Nor has the Vatican kept the Church’s teaching on marriage a matter just for Catholics.

In 2016, Pope Francis stated in his apostolic exhortation Amoris Laetitia (The Joy of Love) that “same-sex unions … may not simply be equated with marriage.”

In February 2015, Pope Francis praised the “efforts” of the Catholic Church in Slovakia “in defense of the family” — three days before a nationwide referendum there asking voters if marriage is only between one man and one woman.

 

Religious-Liberty Amendment

Supporters of the same-sex-civil-marriage bill in Congress say the religious-liberty amendment added to it last week should put to rest concerns about religious freedom, but the Catholic Church in the U.S. is cautious.

“The Respect for Marriage Act maintains the status quo around religious freedom and the amendment helped this important bill cross the finish line,” said Rachel Laser, president and chief executive officer of Americans United for the Separation of Church and State, which supports same-sex marriage, in a written statement to the Register.

Laser called the bill “a vital step in our nation’s march toward freedom without favor and equality without exception” and said that it “ensures that we all can live as ourselves and marry the person we love.”

The religious-liberty amendment to the bill drew positive reaction from several religious groups that define marriage as being only between one man and one woman, including the Church of Jesus Christ of Latter-day Saints, the Seventh-day Adventist Church in North America, and the National Association of Evangelicals.

Yet Cardinal Dolan, on behalf of the U.S. bishops, doesn’t find the religious-liberty amendment adequate.

“The Catholic Church will always uphold the unique meaning of marriage as a lifelong, exclusive union of one man and one woman.

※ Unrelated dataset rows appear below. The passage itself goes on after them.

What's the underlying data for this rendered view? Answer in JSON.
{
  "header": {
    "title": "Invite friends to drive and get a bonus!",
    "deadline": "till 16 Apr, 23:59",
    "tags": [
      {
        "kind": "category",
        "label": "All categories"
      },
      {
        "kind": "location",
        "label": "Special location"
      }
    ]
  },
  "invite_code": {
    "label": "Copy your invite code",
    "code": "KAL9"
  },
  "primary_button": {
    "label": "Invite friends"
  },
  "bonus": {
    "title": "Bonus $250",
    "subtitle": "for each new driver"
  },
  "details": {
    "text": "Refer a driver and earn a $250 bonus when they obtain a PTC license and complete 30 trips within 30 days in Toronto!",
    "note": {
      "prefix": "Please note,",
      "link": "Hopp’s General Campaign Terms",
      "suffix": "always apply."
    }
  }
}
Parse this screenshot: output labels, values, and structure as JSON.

In doing so, we are joined by millions of what the Obergefell Court called ‘reasonable and sincere’ Americans — both religious and secular — who share this time-honored understanding of the truth and beauty of marriage,” Dolan said in a written statement late last week. “The bill is a bad deal for the many courageous Americans of faith and no faith who continue to believe and uphold the truth about marriage in the public square today.”


Opponents’ Concerns

The bill enables the U.S. Department of Justice and individuals “harmed by a violation” of the act to file a civil lawsuit in federal court.

Opponents of the bill say it includes vague phrases that encourage litigation that would hurt defendants even if they end up winning — a situation known among lawyers as “the process is the punishment.”

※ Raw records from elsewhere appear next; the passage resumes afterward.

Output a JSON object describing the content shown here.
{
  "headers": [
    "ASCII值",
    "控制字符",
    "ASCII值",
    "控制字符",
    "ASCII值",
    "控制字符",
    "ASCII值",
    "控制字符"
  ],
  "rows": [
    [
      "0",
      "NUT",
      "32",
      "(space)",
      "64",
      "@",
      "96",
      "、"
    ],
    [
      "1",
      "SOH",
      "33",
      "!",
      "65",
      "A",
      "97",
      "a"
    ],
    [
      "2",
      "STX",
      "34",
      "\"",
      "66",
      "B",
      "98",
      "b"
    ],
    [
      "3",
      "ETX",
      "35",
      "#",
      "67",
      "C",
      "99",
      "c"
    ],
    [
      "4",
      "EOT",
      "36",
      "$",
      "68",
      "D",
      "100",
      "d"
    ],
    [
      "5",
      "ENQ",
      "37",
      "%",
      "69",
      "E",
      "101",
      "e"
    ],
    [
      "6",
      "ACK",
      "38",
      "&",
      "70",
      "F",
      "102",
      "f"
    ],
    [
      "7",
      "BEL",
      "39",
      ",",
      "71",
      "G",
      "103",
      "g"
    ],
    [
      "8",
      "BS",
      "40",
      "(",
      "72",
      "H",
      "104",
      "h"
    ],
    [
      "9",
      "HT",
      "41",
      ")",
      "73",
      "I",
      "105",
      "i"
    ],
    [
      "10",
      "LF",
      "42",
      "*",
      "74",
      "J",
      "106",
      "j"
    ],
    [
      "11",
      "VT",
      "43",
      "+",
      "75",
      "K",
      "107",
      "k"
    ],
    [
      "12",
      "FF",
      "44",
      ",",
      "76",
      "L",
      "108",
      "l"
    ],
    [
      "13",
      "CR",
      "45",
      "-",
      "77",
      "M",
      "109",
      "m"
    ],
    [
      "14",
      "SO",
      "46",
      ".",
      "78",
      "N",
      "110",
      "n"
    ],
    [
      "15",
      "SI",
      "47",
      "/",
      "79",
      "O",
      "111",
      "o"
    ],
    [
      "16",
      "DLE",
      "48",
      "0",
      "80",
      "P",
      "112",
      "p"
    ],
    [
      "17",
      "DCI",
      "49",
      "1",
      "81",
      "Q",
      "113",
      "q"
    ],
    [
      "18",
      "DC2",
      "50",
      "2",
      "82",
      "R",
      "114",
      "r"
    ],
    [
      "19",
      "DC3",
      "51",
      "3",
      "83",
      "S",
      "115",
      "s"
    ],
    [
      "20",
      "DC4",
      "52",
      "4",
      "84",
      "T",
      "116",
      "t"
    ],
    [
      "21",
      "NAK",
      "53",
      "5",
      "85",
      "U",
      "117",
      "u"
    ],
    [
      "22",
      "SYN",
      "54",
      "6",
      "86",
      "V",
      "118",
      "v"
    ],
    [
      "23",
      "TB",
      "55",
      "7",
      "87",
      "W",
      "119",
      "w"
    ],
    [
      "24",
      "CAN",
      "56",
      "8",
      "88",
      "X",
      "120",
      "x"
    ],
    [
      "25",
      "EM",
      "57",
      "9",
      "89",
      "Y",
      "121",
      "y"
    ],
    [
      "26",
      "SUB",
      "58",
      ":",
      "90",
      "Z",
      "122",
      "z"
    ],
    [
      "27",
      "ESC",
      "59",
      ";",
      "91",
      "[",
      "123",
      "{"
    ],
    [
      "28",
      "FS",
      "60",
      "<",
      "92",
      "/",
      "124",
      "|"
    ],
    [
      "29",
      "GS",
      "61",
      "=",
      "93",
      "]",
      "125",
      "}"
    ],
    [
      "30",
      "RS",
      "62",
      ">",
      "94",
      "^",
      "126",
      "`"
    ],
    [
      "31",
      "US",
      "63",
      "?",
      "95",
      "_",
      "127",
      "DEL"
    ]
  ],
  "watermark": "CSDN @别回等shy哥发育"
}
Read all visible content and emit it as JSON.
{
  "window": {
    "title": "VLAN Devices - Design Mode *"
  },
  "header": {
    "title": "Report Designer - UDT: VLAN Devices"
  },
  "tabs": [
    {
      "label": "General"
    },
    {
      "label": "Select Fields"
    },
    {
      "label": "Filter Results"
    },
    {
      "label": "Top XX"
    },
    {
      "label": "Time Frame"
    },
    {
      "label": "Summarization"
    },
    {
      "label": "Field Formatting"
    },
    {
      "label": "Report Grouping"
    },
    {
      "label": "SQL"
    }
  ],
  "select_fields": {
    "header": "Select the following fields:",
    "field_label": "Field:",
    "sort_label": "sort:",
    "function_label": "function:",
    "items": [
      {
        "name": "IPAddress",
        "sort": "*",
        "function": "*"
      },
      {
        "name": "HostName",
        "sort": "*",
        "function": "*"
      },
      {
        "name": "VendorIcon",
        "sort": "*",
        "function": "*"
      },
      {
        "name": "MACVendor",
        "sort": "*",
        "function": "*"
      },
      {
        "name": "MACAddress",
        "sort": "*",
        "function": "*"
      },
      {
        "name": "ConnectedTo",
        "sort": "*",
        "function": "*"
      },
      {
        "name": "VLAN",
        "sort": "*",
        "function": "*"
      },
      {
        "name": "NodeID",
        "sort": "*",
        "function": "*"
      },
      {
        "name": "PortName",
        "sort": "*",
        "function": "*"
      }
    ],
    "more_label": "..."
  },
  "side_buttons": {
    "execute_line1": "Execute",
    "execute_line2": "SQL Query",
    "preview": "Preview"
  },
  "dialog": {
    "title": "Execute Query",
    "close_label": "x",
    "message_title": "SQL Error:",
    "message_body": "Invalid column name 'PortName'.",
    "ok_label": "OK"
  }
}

One opponent said he finds it curious that the bill has not gone through public hearings before legislative committees, a commonplace practice for major public-policy measures. If it had, he said, hearings might have alerted members of Congress to what he describes as flaws in it.

On Nov. 21, Sen. Marco Rubio, R-Fla., filed an amendment to strike the private right of action from the act. According to his website, he “will use every procedural tool available to force senators to go on the record.”

David Trimble, vice president for public policy for the Religious Freedom Institute, which opposes the bill, noted that the bill states, “No person acting under color of State law may deny … full faith and credit to any public act, record, or judicial proceeding … pertaining to a marriage between 2 individuals …”

The words “under color of state law” bother him, he said; he suggested that they could apply to religious institutions that receive government funds or are closely connected with government policies.

“The use of that phrase is ambiguous and dangerous for religious freedom. The criteria for determining who or what organizations are state actors are so broad that they could sweep up any organization that dissents from same-sex marriage,” Trimble told the Register by email. “The problem is it opens the door wide for religious organizations that support traditional marriage based on religious convictions to be subjected to litigation and significantly higher risk of liability. Even if they win, they will have faced potentially ruinous costs and a government-imposed burden upon the free exercise of their faith.”